Serial ATA is starting to show up on more boards and the KD7-G
has two serial ATA connectors. Some of the advantages of serial ATA are that the cables are a lot thinner, connectors are small, and a higher burst transfer rate. Cables can be thinner but longer also. The L connector shape allows you to easily plug it in without confusion as to which way it’s suppose to go. Like USB, serial ATA drives can be hot swappable. Since there isn’t many serial ATA hard drives currently available, ABIT was kind enough to include an IDE to serial ATA converter. The converter plugs into the IDE port of the hard drive and has one power connector. A split power cable connects the hard drive and the converter to a power source. Make sure to set the hard drive to master for it to be recognized. I accidentally had it on chip select and was pulling my hair wondering why it wasn’t working. After moving the jumper to master, the serial ata controller was able to recognize my Maxtor 120GIG 7200 drive. Setting the boot up device to serial ATA in the BIOS, I was able to successfully install and run the OS from the serial ATA connection. The KD7-G
allows for RAID 0 or RAID 1 with two hard drives connected to the serial ATA controller.
The traditional IDE and floppy connectors are still on the board. Even with the two serial ATA connectors, the board also has 2 Ultra DMA 33/66/100/133 IDE connectors.
The onboard sound is powered by RealTek’s AC’97 chipset and offers a center, front, rear, line in, and mic in connectors. For those with an optical connection like a receiver or the Z-680
speakers, the KD7-G
also has an S/PDIF connector for digital connections. The board won’t do Dolby Digital encoding on the fly but it can transmit Dolby Digital encoded signals from DVDs to a receiver on the digital connection so that you can experience surround sound movies. With the updated driver set you can change two of the ports on the board. I’ve been using the onboard sound lately and the quality is pretty good in games and movies.

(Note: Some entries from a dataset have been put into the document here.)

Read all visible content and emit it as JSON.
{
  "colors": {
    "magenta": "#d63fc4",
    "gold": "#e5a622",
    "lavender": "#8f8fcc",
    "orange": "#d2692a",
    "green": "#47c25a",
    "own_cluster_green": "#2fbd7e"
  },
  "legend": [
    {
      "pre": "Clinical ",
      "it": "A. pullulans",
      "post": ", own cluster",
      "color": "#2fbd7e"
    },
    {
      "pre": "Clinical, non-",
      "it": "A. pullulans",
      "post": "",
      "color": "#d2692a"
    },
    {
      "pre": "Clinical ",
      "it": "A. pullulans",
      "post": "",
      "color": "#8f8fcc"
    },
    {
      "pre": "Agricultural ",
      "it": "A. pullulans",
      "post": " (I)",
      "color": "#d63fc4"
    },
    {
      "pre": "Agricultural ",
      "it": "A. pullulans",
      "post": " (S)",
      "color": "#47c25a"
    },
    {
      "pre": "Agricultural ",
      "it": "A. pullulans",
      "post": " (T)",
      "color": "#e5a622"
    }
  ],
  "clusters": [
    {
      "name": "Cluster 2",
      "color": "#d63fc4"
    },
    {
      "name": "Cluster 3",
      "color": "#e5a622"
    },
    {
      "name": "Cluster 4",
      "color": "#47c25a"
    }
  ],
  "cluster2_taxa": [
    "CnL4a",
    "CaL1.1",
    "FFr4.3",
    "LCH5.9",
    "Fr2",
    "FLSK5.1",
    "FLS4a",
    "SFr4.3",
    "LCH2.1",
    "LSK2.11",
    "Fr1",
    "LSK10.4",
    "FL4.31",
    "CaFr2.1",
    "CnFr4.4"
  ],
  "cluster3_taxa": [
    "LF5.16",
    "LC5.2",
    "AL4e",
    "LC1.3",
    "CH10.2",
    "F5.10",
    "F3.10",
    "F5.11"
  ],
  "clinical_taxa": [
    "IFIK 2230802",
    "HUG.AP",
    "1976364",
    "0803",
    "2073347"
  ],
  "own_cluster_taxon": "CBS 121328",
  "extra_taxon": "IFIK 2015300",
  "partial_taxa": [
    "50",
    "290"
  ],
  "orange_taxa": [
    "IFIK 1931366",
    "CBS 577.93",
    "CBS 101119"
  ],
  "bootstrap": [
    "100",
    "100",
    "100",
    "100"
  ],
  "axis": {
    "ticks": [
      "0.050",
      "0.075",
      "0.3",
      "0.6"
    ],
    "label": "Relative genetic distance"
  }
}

Located on the right side of the board, the CPU socket is far enough out of the way of other components so you can easily insert or remove the CPU without having other components in the way. There are a few big capacitors that are in close proximity so you should be pretty carefully in that area. Other than that, I do like where it sits on the board. And there are cooler mounting holes around the socket for those who want to use some really intensive cooling units.
The power connector is also located out of the way and by itself. I’ve dealt with a few motherboards where the ATX connector was too close to the hard drive connectors or the CPU socket but the KD7-G
’s connector sits in a very good spot. Speaking of power connectors, there are five fan headers for you to use. That’s a lot of fan connectors and if you are an overclocker with the need for cooling, this board gives you the headers.
A fan sits on top of the KT400 chip to help keep things cool and running smooth. More and more boards are putting fans on the northbridge chip and ABIT has followed suite with one on theirs. This helps cool the chip and provides more stability from overheating crashes.
ABIT is well known for the great SoftMenu that helps in overclocking and this board is no exception. Various settings are easily accessible and you can try to push your CPU as fast as possible just by adjusting the settings in the BIOS. Your front side bus can be increased in increments of one megahertz. If you do so there’s also three options for the FSB/AGP/PCI ratio dividers to try and keep those peripherals working in their acceptable MHz range. There are also voltage settings for the CPU if you need to increase the power to it as you push for more speed. The SoftMenu helped put ABIT on the map early in their days and the SoftMenu III on the KD7-G
gives the user almost everything they could want when trying to overclock their system.